Filter and Merge Detections
Filter raw bird call detections by confidence threshold and merge them into song segments — without re-running inference. This script is the post-processing companion to detect-birds --no-merge, allowing you to test different confidence thresholds instantly on the same raw detection file.
Usage Synopsis¶
Parameters¶
| Parameter | Type / Default | Required? | Description |
|---|---|---|---|
--raw-detections |
PATH / results |
No | Raw detections file or results/ directory from detect_birds.py --no-merge. Default resolves to raw_detections.json (follows results/.active_run). |
--conf |
FLOAT / 0.2 |
No | Confidence threshold for filtering (0.0–1.0). All raw detections with confidence < threshold are discarded before merging. |
--song-gap |
FLOAT / from JSON or 0.1 |
No | Maximum temporal gap in seconds between two detections of the same species that are still merged into one song segment. When omitted, the value stored in the JSON's model_config.song_gap_threshold is used. Falls back to 0.1 if not present. |
--output-path |
PATH / results |
No | Output directory for result files. Each format writes a fixed descriptive filename inside this directory (see Output Files). The directory is created automatically if it does not exist. |
--output-format |
CHOICE [...] / json-with-algorithm-metadata simplified-csv |
No | One or more output formats (space-separated). Accepts json-with-algorithm-metadata, simplified-csv, xeno-canto-annota-json, raven-selection-table, or all. |
Parameter Deep-Dives¶
--conf — Confidence Threshold¶
This threshold is applied to the raw per-clip detections before song merging. Because it operates on raw clips (not merged songs), it is directly comparable to the --conf value you would have passed to detect_birds.py.
Why filter raw clips and not merged songs?
The filter-then-merge order is the same workflow used internally by the app. Filtering merged songs by their average or max confidence gives different — and generally worse — results than filtering the underlying raw clips first and then merging the survivors.

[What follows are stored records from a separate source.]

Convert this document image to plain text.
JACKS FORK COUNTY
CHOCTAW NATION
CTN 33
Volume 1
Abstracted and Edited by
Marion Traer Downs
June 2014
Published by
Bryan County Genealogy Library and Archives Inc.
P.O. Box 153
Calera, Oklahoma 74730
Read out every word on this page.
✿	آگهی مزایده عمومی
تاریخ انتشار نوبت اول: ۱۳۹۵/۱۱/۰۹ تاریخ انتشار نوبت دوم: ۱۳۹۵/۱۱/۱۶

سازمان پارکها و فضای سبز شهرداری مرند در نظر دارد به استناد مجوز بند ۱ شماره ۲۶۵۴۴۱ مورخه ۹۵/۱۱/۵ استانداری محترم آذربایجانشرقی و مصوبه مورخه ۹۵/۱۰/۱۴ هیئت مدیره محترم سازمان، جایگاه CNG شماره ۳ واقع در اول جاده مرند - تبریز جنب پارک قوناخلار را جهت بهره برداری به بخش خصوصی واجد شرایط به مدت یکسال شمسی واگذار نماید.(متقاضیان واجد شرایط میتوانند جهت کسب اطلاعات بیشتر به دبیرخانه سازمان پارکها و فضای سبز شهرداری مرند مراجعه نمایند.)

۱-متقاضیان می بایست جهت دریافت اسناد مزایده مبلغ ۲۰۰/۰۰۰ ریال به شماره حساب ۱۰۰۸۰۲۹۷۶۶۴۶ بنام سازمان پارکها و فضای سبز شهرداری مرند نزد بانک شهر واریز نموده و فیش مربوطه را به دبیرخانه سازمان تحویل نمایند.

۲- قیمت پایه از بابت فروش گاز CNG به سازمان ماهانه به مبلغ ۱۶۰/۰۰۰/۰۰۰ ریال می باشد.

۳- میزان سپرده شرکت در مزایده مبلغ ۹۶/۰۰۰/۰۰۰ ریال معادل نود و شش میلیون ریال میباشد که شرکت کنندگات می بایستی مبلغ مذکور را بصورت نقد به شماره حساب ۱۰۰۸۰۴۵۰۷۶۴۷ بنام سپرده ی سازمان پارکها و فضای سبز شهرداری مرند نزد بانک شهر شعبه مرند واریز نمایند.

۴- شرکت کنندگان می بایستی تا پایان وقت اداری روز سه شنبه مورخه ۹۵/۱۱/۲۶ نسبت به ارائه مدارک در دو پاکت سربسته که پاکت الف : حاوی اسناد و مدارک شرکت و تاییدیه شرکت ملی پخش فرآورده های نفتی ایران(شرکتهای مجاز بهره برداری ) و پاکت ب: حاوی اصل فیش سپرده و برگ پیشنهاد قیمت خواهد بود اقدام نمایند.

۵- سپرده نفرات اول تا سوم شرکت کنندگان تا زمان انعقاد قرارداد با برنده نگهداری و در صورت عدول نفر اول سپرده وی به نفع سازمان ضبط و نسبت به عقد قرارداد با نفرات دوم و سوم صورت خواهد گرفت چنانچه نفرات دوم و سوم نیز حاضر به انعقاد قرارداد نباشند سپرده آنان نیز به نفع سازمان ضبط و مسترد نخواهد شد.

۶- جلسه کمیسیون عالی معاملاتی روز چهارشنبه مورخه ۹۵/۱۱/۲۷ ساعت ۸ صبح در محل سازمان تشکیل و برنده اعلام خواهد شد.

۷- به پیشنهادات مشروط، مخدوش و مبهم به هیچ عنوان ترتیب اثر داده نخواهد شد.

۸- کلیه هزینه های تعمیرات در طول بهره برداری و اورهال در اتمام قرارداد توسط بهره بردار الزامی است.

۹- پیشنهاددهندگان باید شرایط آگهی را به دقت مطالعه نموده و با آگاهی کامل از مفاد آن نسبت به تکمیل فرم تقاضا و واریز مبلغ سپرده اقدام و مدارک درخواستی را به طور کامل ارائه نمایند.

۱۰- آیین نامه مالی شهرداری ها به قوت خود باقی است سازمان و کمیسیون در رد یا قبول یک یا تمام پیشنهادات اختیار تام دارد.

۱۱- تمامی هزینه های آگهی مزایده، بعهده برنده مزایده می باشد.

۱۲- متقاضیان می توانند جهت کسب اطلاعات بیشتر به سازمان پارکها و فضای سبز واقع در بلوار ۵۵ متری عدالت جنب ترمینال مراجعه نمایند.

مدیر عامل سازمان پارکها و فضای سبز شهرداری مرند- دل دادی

--song-gap — Song Gap Threshold¶
Controls how aggressively surviving detections are fused into continuous song segments after filtering. If you leave it unset, the script reuses the song_gap_threshold value from the JSON's model_config block (set when running detect_birds.py), ensuring consistency between detection and post-processing runs.
| Value | Effect |
|---|---|
| omitted | Reads from JSON model_config.song_gap_threshold, falls back to 0.1 |
0.1 |
Merge detections ≤ 0.1 s apart (recommended default) |
0.5 |
Merge detections ≤ 0.5 s apart (moderate) |
2.0 |
Merge detections ≤ 2 s apart (aggressive, may over-merge) |
--output-format — Output Formats¶
Accepts one or more format names separated by spaces. Specify all to write every format in one run. For full schema documentation of each format see Detection Output Formats.
Output Files¶
When run with --output-path results/merged, the following files are written depending on --output-format:
results/merged/with_algorithm_metadata.json ← json-with-algorithm-metadata
results/merged/simplified.csv ← simplified-csv
results/merged/xeno-canto-annota.json ← xeno-canto-annota-json
results/merged/raven_selection_table.txt ← raven-selection-table
For the structure of each output file see Detection Output Formats.
Examples¶
Basic filter and merge¶
Loading detections from: results/raw_detections.json
Loaded 4823 total detections
Confidence range: 0.001 - 0.998
Mean confidence: 0.183
Filtered at conf>=0.35, merged (song_gap=0.1s) -> 23 segments
================================================================================
FILTERING SUMMARY
================================================================================
Confidence threshold: 0.35
Original detections: 4823
Merged segments: 23
All formats + explicit song-gap¶
Filtered at conf>=0.25, merged (song_gap=0.1s) -> 31 segments
Saved filtered detections to JSON: results/filtered_0.25/with_algorithm_metadata.json
Saved filtered detections to CSV: results/filtered_0.25/simplified.csv
Saved filtered detections to Xeno-Canto Annota-JSON: results/filtered_0.25/xeno-canto-annota.json
Saved filtered detections to Raven Selection Table: results/filtered_0.25/raven_selection_table.txt
Multiple formats¶
Typical Workflow¶
This script sits at Step 3 of the standard evaluation pipeline:
Step 1 detect_birds.py --conf 0.001 --no-merge → raw_detections.json
Step 2 f_beta_score_analysis.py → optimal_thresholds.csv
Step 3 filter_and_merge_detections.py --conf 0.35 → simplified.csv
Step 4 confusion_matrix_analysis.py → confusion_matrix/
When to Use This Tool
- After F-beta analysis: Apply the optimal threshold found by
f_beta_score_analysis.pywithout re-running inference. - For rapid threshold experiments: Test multiple thresholds on the same raw file in seconds.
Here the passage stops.